Hurricane Milton Insured Loss Could Be $60 Billion, Similar to 2022’s Ian: RBC
The Category 5 hurricane is due to make landfall on the Gulf Coast of Florida late on Wednesday or early Thursday, and is potentially one of the most destructive ever to hit the region, which is still recovering from devastation caused by Hurricane Helene less than two weeks ago.
More than one million people in coastal areas are under evacuation orders.
A $60 billion loss would be similar to losses from Hurricane Ian, which hit Florida in 2022, the RBC analysts said on Wednesday, adding that this estimate for Milton should be “very manageable” for the insurance sector.
“Market seems to be pricing in a similar impact from Hurricane Ian of a $60bn industry loss in 2022,” RBC analysts said.

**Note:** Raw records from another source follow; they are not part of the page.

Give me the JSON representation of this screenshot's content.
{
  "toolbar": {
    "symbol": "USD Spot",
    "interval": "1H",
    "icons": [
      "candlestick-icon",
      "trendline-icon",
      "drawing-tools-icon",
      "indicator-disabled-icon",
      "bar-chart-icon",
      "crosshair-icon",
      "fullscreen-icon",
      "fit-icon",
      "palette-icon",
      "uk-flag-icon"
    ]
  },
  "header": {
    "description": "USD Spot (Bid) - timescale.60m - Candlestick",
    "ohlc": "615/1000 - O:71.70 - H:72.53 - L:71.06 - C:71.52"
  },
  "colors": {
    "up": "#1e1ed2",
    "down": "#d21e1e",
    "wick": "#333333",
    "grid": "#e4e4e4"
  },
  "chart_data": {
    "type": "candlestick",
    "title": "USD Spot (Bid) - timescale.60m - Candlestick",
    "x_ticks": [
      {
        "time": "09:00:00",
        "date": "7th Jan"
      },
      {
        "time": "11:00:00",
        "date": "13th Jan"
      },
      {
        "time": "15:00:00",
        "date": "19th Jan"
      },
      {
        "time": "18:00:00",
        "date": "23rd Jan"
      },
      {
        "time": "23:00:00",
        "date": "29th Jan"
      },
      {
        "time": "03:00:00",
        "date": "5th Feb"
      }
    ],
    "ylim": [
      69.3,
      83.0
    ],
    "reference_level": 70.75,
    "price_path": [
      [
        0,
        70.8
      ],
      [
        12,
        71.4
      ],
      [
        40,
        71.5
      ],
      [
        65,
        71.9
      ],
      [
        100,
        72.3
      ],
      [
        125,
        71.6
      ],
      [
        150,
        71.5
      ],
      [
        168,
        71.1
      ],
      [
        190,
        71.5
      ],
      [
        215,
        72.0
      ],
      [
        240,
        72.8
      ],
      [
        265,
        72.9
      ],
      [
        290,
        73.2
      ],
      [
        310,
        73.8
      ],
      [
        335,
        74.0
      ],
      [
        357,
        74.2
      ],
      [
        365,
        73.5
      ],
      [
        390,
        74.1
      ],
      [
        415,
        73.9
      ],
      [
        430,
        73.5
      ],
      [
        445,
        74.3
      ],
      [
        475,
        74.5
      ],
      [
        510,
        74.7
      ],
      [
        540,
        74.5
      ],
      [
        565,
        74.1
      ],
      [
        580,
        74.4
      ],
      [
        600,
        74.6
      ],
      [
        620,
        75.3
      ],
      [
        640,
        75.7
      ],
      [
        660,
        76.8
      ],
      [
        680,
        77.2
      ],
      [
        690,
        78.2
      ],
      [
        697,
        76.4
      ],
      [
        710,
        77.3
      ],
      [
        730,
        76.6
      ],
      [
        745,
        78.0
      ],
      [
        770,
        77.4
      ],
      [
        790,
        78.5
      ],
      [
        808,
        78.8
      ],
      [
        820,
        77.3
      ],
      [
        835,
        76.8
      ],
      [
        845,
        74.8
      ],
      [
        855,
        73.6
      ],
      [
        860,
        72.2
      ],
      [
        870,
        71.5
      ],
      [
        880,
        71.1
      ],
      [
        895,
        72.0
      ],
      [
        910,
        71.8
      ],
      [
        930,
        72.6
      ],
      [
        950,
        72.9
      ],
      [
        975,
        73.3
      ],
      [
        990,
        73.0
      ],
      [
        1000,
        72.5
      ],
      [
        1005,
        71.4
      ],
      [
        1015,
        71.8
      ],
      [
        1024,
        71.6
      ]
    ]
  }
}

Ian was the second largest insured loss from a hurricane, following Hurricane Katrina in 2005, according to the Swiss Re Institute, which provides research on insurance.
Insurers and reinsurers – who insure the insurers – have responded to rising losses from natural catastrophes in the past few years by raising rates and excluding higher-risk business.
“Better reinsurance contract terms, broader earnings diversification and bigger reserve buffers should put the sector in better stead than before,” the RBC analysts said in a note.
Barclays analysts this week estimated insured losses from the hurricane could exceed $50 billion.
Shares in global reinsurers Swiss Re and Munich Re and in Lloyd’s of London players Beazley, Hiscox and Lancashire have fallen this week. Swiss Re, Munich Re and Beazley have been trading at record highs on the back of strong profits.
“It’s only a matter of time before shares regain lost ground as prospects of harder pricing at the subsequent (policy) renewals set in,” RBC added.
Reinsurers fix prices for many insurance contracts on Jan 1.
Analysts at Peel Hunt said on Wednesday that a major hurricane making landfall across Tampa Bay and traveling west across the Florida Peninsula would be similar to a realistic disaster scenario set out by Lloyd’s earlier this year, which projected a $134 billion loss for the insurance sector.
Lloyd’s maintains a set of mandatory Realistic Disaster Scenarios to stress test both individual syndicates and the market as a whole. The event scenarios are regularly reviewed to ensure they represent material catastrophe risks.